I have problem with the proof of the following statement.
If matrix $M\in M_{m \times n}(\mathbb{R})$ has rank $r \geq 1$, then it can be written as a sum of exactly $r$ rank-$1$ matrices
I try in this case:
The SVD of $M$ is given by $M = U\sigma V^T$, where $U$ is an $m \times r$ matrix whose columns are the left singular vectors of $M$, $V$ is an $n \times r$ matrix whose columns are the right singular vectors of $M$, and $\sigma$ is an $r \times r$ diagonal matrix whose diagonal entries are the singular values of $M$.
Using the SVD of $M$, we can express $M$ as a sum of rank 1 matrices as follows: \begin{align*} M &= U\sigma V^T \\ &= \sum_{i=1}^r \sigma_i u_i v_i^T \\ &= \sigma_1 u_1 v_1^T + \sigma_2 u_2 v_2^T + \cdots + \sigma_r u_r v_r^T, \end{align*} where $\sigma_i$ is the $i$th singular value of $M$, $u_i$ is the $i$th left singular vector of $M$, and $v_i$ is the $i$th right singular vector of $M$.
Each of the matrices $\sigma_i u_i v_i^T$ is a rank 1 matrix, since it is the outer product of two vectors of rank 1. Moreover, these matrices are linearly independent, since the left and right singular vectors are orthogonal to each other and have norm 1, and the singular values are positive and distinct.
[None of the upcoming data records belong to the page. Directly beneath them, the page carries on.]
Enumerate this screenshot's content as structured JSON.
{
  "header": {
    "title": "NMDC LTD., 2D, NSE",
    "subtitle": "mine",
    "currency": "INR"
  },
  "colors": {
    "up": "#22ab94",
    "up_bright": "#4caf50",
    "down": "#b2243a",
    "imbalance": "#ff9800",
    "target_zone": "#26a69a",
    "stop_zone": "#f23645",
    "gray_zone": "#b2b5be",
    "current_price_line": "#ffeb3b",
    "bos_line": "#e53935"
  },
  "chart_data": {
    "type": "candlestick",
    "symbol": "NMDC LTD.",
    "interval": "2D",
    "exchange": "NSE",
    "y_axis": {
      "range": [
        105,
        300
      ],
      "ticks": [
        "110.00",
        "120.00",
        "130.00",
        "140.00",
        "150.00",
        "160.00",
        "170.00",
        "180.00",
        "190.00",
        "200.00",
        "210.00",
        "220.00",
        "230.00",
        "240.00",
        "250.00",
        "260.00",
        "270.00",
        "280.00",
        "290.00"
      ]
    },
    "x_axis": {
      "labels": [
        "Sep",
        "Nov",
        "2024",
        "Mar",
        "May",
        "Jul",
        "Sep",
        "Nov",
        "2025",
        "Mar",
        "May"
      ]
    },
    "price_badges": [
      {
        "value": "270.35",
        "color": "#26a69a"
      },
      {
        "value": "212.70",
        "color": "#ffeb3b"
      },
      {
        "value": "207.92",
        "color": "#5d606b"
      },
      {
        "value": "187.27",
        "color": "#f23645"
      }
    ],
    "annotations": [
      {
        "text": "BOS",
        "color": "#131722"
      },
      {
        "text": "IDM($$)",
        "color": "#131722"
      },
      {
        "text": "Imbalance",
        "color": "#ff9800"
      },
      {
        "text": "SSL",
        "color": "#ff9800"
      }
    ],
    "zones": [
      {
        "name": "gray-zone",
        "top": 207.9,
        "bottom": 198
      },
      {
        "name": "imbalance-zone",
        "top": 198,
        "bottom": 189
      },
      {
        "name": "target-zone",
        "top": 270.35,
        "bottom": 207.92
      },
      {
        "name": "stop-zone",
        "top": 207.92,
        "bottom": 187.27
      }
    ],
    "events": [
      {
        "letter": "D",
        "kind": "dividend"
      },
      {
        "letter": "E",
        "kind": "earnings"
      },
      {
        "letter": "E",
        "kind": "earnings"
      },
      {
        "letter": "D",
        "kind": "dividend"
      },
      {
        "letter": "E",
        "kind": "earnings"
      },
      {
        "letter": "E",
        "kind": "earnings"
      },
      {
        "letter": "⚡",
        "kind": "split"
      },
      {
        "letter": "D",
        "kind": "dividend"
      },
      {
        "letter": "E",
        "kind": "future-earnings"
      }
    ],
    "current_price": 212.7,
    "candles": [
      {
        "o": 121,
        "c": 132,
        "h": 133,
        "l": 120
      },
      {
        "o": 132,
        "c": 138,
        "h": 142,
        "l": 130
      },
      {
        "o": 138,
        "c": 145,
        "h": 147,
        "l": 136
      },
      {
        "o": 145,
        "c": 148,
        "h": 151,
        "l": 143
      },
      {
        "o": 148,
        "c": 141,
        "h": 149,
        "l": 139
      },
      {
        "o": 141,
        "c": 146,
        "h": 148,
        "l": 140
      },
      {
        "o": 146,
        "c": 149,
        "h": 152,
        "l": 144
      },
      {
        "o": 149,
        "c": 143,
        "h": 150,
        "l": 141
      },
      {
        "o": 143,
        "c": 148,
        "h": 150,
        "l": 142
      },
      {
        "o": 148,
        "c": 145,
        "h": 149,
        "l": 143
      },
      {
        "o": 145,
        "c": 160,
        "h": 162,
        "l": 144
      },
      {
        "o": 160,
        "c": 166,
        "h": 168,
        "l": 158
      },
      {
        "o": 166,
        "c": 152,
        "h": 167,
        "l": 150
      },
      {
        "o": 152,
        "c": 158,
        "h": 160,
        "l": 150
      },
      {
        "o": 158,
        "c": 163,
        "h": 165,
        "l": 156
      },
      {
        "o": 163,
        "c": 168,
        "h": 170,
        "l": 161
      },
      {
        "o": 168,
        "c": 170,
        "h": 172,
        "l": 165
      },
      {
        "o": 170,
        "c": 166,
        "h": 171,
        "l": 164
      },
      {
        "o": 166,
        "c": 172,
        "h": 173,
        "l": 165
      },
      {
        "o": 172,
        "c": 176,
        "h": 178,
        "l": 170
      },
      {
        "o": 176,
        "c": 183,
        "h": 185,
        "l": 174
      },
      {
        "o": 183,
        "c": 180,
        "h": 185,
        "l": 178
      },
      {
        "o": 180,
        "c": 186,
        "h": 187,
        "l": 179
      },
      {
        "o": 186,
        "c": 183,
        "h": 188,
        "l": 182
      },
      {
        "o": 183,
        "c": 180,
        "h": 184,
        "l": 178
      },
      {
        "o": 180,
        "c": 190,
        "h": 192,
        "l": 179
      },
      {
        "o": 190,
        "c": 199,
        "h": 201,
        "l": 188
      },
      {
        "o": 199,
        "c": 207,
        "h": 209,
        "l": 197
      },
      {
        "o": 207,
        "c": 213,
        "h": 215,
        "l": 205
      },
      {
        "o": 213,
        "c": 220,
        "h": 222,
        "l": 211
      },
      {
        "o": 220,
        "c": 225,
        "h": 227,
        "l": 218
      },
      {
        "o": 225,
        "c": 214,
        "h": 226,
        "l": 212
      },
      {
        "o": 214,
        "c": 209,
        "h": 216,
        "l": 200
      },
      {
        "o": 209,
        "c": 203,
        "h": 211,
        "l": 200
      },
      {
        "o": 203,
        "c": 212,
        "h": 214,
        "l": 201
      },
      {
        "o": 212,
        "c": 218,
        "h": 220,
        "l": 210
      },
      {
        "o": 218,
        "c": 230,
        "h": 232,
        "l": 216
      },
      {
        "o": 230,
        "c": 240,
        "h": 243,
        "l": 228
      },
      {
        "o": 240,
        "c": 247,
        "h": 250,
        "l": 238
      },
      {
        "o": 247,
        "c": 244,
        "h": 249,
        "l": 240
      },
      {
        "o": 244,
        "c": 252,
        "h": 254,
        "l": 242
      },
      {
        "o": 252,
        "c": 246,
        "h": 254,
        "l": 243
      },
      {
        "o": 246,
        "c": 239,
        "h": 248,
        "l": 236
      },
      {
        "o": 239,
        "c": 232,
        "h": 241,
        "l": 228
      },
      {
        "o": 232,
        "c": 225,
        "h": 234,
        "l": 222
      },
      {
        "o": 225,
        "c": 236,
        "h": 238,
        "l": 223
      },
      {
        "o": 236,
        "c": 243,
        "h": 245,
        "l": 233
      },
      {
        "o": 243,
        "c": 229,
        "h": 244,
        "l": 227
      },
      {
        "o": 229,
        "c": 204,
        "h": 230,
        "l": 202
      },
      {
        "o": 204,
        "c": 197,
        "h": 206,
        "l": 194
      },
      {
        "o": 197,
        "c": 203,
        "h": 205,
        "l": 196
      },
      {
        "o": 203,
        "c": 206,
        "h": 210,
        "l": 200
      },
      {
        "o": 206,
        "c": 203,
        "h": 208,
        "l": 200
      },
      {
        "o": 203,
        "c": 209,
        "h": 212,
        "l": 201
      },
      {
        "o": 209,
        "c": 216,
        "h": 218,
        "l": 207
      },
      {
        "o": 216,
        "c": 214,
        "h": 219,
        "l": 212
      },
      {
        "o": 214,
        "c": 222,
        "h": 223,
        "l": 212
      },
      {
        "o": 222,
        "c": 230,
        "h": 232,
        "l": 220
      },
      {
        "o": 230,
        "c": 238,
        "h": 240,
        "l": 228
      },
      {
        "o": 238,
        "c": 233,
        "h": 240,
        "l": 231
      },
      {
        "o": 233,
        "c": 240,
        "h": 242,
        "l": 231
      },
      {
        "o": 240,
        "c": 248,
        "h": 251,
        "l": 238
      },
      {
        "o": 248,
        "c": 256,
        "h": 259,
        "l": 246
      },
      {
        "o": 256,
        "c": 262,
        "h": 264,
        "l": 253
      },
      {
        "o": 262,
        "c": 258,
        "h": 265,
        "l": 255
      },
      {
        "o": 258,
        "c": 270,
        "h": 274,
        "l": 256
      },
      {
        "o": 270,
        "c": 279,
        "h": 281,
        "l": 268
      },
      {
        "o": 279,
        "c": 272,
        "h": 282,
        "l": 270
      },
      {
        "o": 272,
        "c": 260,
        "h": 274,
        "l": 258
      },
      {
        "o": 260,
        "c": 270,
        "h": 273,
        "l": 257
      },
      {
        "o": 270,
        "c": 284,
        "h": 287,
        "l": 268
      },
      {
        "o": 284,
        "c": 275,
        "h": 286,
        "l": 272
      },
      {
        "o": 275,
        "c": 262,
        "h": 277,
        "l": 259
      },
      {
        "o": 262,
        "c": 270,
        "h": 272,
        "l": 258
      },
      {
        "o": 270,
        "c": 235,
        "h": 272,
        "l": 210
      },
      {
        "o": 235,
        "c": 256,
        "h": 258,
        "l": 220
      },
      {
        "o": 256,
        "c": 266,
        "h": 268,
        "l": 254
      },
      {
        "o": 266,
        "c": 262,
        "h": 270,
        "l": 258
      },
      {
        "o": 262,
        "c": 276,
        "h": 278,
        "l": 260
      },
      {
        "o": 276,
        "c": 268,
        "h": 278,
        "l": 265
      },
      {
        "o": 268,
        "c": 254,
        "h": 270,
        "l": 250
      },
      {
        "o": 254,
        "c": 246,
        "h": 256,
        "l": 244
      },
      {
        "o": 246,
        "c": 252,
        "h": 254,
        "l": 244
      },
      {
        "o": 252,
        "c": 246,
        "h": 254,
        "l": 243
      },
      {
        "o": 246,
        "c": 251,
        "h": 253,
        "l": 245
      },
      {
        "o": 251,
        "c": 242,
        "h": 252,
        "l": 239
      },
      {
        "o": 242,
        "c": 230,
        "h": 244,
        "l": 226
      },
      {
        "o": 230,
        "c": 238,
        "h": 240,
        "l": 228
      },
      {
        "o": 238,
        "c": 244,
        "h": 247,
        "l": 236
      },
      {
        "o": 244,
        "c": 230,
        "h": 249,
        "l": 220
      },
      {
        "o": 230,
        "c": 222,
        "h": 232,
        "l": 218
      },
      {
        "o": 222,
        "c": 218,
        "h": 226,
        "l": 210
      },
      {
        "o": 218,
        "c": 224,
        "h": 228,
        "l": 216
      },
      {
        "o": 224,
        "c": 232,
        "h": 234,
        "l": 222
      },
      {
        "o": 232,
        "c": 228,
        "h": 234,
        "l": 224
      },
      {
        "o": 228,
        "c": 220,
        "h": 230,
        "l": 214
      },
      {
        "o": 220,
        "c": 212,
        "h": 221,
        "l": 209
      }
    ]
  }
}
Therefore, we have expressed $M$ as a sum of $r$ rank 1 matrices, and we have shown that this is the minimum number of rank 1 matrices required to express $M$ in this way.
But i don't know that it is correct. Could you check it? And help
The matrix $M$ defines a linear transformation from $\mathbb{R}^n$ to $\mathbb{R}^m.$ By assumption $r=\dim({\rm Im}M).$ Let $\{v_1,v_2,\ldots v_r\}$ denote a linear basis in ${\rm Im}M.$ Then for any vector $x\in \mathbb{R}^n$ there exist unique coefficients $\alpha_1(x),\alpha_2(x),\ldots, \alpha_r(x)$ such that $$Mx=\alpha_1(x)v_1+\alpha_2(x)v_2+\ldots +\alpha_r(x)v_r\quad (*)$$ The mappings $x\mapsto \alpha_k(x)$ are linear due to the uniqueness in $(*).$ The linear transformations $M_kx= \alpha_k(x)v_k$ have rank $1$ and $$M=M_1+M_2+\ldots +M_k$$ The formula gives a decomposition of the matrix $M$ into $r$ rank one matrices, associated with $M_k.$ Clearly if $M$ decomposed into $s$ rank one matrices then $\dim({\rm Im}M)\le s,$ hence $r$ is the smallest number of possible rank one matrices in the decomposition.